Penelon avait conservé l’habitude d’appeler la fille de son patron mademoiselle Julie, et n’avait jamais pu prendre celle de l’appeler madame Herbault.

— Penelon, dit Julie, allez prévenir M. Emmanuel de la bonne visite qui nous arrive, tandis que M. Maximilien conduira monsieur au salon.

Puis se tournant vers Monte-Cristo :

— Monsieur me permettra bien de m’enfuir une minute, n’est-ce pas ?

Et sans attendre l’assentiment du comte, elle s’élança derrière un massif et gagna la maison par une allée latérale.

— Ah çà ! mon cher monsieur Morrel, dit Cristo, je m’aperçois avec douleur que je fais la révolution dans votre famille.
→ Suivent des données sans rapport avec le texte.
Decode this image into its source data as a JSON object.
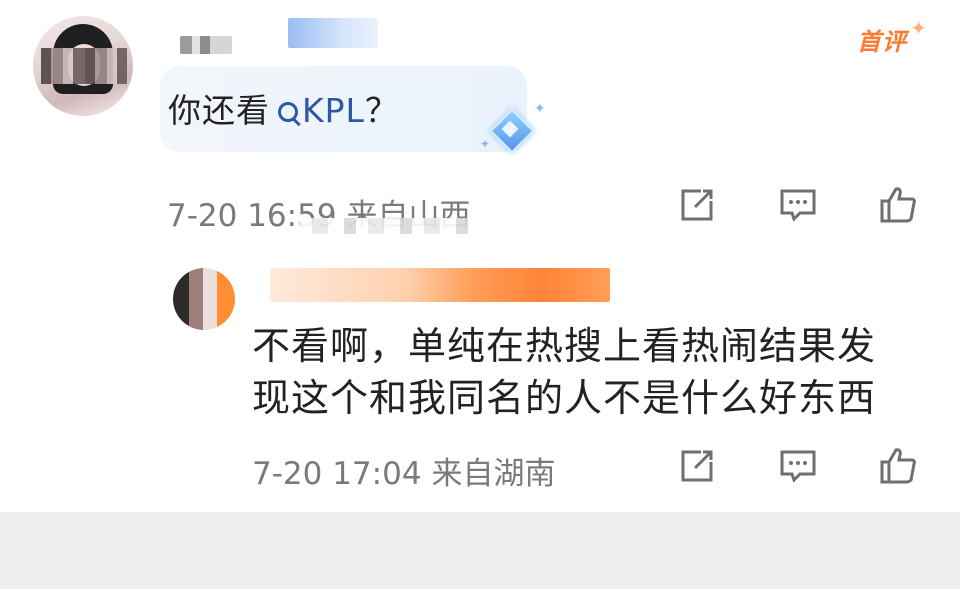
{
  "comment": {
    "badge": "首评",
    "text_prefix": "你还看",
    "search_term": "KPL",
    "text_suffix": "？",
    "date": "7-20 16:59",
    "location": "来自山西",
    "actions": {
      "share_icon": "share-icon",
      "comment_icon": "comment-icon",
      "like_icon": "like-icon"
    }
  },
  "reply": {
    "text": "不看啊，单纯在热搜上看热闹结果发现这个和我同名的人不是什么好东西",
    "date": "7-20 17:04",
    "location": "来自湖南"
  },
  "colors": {
    "accent_orange": "#ff7a2e",
    "link_blue": "#2e57a6",
    "gray_text": "#7a7a7a"
  }
}
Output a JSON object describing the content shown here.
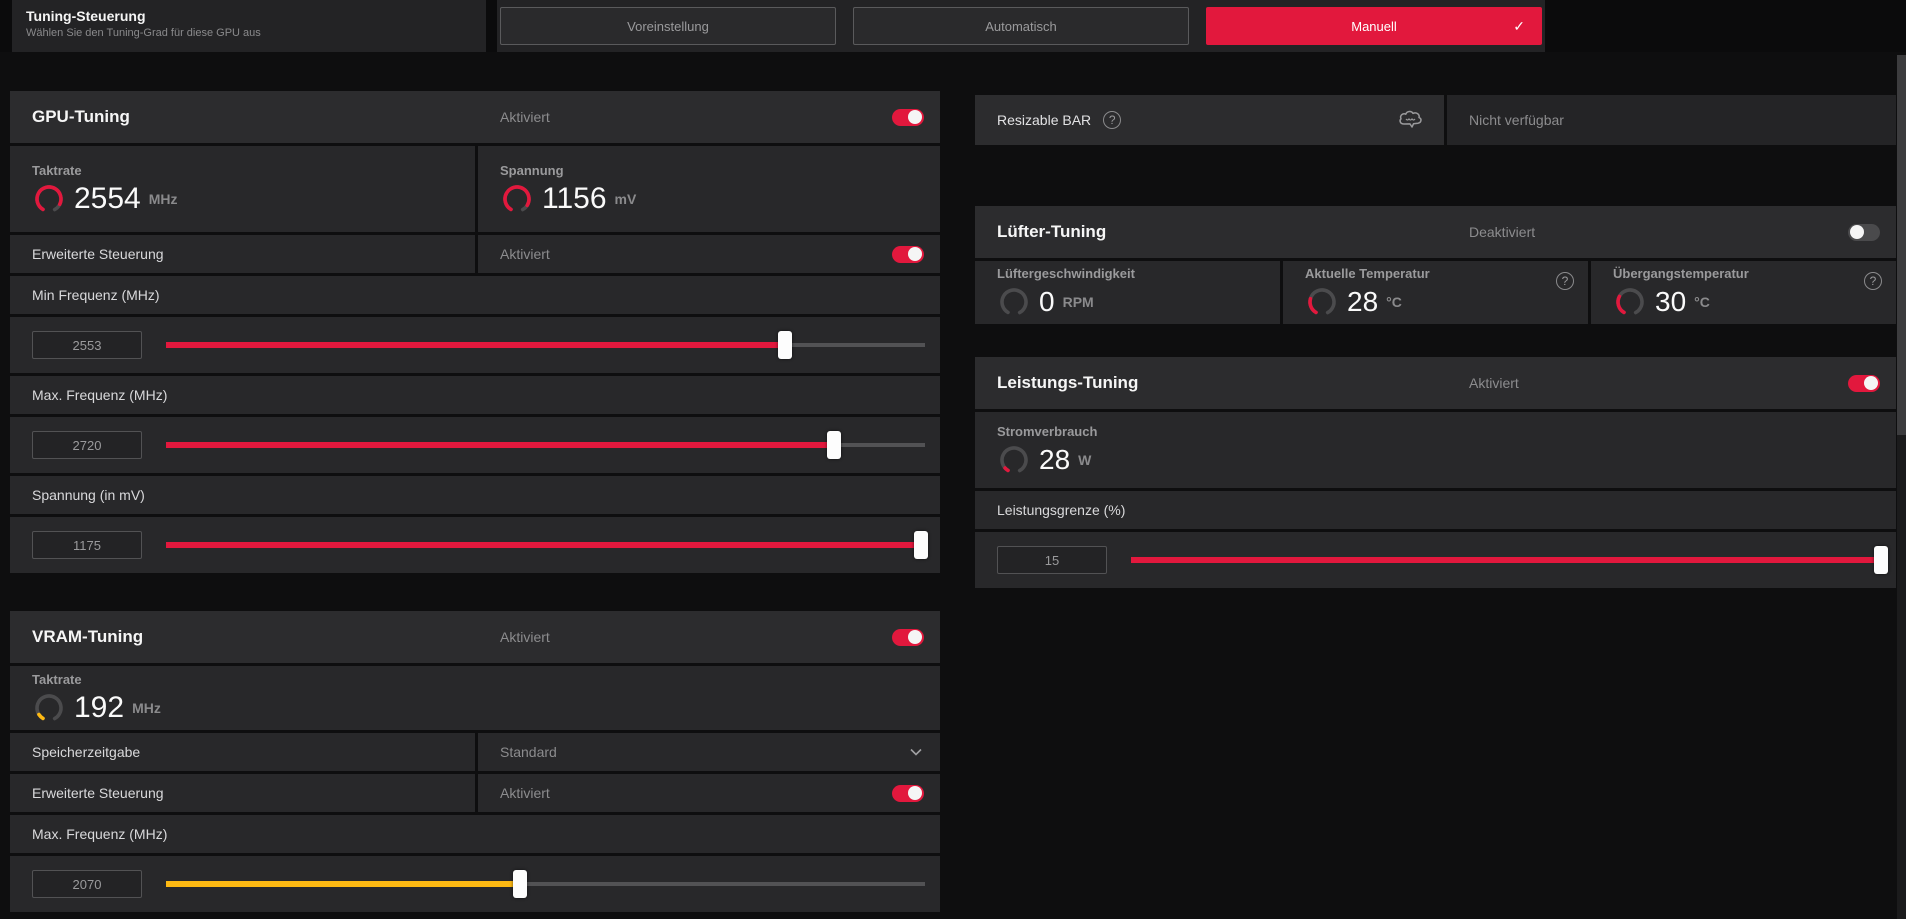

— Tenez, tenez, dit Maximilien en riant, vous voyez là-bas le mari qui, de son côté, va troquer sa veste contre une redingote ? Oh ! c’est qu’on vous connaît rue Meslay, vous étiez annoncé, je vous prie de le croire.

— Vous me paraissez avoir là, monsieur, une heureuse famille, dit le comte, répondant à sa pensée.

— Oh ! oui, je vous en réponds, monsieur le comte ; que voulez-vous ? il ne leur manque rien pour être heureux : ils sont jeunes, ils sont gais, ils s’aiment, et avec leurs vingt-cinq mille livres de rente ils se figurent, eux qui ont cependant côtoyé tant d’immenses fortunes, ils se figurent posséder la richesse des Rothschild.